Other options for your Camry
Here are some other great upgrade ideas for your Toyota Camry.
Floor mats to protect the interior
It's easier than you think to mess up your Camry's comfy interior while you're going about your daily business. Floor mats from WeatherTech will help protect your floors from dirt and damage.
SiriusXM satellite radio package
If you don't want to replace the factory radio, you can still add the versatility of satellite radio.
Block out road noise with sound deadening materials
The Dynamat Xtreme Door Kit is the perfect way to seal in sound. This heavy-duty insulating material is easy to install, and it really makes a difference. One kit will take care of your Camry's front doors. If you install a big subwoofer box, you might want to line the trunk lid as well.
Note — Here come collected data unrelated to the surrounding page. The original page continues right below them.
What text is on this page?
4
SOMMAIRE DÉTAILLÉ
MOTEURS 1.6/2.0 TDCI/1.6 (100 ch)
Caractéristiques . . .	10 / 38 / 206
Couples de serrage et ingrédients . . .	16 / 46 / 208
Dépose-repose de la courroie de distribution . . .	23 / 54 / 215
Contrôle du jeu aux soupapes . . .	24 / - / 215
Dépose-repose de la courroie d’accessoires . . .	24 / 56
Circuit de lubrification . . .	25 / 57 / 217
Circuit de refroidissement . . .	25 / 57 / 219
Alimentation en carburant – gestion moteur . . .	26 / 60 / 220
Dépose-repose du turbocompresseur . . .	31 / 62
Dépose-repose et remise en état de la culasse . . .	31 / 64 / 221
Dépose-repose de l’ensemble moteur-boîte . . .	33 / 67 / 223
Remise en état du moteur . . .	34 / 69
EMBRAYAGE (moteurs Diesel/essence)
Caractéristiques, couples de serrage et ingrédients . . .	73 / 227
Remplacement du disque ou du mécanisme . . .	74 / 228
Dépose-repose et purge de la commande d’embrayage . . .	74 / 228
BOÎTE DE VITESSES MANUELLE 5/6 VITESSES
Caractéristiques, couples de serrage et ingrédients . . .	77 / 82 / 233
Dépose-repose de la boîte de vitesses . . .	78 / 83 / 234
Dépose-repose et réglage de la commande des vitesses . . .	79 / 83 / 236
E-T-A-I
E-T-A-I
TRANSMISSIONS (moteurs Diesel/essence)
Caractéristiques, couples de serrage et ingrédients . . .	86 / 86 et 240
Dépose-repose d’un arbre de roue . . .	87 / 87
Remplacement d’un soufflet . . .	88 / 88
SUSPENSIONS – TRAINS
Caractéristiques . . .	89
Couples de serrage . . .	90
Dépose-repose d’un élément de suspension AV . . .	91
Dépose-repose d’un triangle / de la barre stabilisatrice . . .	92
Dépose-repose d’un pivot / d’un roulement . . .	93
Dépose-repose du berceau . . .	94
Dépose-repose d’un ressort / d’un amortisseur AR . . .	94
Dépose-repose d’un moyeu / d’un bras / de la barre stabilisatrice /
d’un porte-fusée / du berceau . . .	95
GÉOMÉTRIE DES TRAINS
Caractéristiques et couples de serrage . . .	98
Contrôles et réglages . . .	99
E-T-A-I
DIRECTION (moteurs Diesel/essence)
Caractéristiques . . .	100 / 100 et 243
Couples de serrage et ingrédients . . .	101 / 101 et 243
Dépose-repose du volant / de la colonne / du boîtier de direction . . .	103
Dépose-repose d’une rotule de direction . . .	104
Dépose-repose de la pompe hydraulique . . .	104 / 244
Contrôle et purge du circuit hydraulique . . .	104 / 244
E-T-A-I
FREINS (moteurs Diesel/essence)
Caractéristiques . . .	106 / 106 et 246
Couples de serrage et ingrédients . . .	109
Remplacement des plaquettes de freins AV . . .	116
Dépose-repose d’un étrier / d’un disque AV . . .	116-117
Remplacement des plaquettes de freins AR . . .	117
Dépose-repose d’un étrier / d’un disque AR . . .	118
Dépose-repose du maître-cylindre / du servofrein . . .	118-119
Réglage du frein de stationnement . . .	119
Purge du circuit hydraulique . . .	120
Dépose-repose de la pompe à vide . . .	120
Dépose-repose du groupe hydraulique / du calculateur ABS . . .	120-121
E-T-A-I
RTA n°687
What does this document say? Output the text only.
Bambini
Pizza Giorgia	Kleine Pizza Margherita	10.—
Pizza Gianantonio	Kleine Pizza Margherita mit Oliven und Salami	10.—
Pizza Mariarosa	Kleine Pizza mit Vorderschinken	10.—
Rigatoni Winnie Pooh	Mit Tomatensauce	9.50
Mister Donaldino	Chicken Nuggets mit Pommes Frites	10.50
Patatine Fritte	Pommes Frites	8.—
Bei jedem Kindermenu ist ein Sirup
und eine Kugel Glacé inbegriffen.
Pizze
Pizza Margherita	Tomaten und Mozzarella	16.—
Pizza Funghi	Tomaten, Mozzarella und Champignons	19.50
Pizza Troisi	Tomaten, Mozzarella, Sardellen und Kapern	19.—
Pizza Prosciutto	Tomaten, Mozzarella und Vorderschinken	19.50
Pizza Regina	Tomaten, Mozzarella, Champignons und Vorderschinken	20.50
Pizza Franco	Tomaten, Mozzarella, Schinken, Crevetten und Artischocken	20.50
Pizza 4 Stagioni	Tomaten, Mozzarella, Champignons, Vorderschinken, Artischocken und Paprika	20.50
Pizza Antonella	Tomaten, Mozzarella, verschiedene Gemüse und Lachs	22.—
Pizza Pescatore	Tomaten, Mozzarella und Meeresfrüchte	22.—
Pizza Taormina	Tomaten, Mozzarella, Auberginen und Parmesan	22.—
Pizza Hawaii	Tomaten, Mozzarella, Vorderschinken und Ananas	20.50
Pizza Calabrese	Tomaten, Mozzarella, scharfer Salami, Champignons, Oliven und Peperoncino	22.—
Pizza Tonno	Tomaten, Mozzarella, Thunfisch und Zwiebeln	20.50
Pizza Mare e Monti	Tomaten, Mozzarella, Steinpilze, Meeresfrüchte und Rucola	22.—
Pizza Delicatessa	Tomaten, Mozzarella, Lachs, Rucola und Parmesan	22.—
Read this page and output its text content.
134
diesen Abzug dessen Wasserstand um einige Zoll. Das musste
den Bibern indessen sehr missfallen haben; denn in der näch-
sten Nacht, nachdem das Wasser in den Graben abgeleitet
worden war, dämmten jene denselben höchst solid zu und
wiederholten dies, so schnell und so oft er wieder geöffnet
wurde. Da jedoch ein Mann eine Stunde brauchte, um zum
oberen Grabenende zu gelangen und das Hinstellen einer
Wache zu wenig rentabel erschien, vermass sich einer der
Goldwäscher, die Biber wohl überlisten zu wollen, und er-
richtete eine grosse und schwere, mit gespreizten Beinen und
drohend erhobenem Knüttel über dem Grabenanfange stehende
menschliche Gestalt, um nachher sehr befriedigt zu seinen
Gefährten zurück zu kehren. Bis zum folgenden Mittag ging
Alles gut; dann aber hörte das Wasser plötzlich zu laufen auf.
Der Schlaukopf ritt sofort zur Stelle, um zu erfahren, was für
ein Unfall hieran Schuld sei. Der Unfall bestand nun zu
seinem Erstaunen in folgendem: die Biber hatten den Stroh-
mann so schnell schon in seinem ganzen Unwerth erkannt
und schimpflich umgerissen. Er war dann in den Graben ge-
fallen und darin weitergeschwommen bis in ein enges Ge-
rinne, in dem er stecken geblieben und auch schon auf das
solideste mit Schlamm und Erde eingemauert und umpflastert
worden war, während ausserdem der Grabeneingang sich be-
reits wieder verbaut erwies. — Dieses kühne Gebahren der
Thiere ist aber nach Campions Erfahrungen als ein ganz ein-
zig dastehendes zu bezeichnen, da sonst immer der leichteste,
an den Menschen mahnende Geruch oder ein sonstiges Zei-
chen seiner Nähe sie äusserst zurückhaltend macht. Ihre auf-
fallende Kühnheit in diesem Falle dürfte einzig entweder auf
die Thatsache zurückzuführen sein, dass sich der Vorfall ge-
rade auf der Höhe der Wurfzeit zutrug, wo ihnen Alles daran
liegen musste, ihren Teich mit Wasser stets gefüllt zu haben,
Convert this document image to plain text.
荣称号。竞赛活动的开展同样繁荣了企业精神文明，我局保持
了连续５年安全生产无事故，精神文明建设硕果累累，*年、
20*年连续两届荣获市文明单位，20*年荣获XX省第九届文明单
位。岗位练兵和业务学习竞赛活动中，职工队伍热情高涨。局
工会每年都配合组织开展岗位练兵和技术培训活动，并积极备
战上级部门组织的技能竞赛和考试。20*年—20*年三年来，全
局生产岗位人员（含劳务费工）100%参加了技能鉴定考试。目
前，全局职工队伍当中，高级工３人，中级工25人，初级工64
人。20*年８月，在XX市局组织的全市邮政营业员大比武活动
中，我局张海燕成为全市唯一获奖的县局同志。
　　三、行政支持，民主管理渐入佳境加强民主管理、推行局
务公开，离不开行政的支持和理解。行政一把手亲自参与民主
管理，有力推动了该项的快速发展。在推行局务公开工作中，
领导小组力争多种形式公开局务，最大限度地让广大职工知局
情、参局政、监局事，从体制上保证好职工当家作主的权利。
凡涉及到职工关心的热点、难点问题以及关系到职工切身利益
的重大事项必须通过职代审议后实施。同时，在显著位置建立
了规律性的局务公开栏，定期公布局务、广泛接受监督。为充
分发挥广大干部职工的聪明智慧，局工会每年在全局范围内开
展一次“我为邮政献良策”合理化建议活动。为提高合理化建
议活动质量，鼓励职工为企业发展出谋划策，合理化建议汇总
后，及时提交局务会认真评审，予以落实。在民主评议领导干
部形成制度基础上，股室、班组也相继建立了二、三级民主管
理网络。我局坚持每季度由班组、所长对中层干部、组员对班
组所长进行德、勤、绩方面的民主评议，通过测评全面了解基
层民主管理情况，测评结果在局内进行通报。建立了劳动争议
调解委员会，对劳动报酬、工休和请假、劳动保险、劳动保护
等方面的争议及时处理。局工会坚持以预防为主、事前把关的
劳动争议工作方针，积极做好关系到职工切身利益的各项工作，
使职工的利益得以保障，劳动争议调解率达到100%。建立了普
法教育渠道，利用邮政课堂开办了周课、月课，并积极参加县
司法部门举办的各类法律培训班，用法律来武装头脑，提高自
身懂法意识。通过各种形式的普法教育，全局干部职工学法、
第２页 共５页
Remote start and security systems
Adding remote start capability to your vehicle lets you warm it up in the winter or cool it down in the summer. We ask that you call to order so that we can make sure you get the right harness for your ride.
You can also talk to your Crutchfield Advisor about a security system. They’re not as easy to install (we usually suggest letting a professional do the job), but we can help you choose a system that’ll work in your Camry.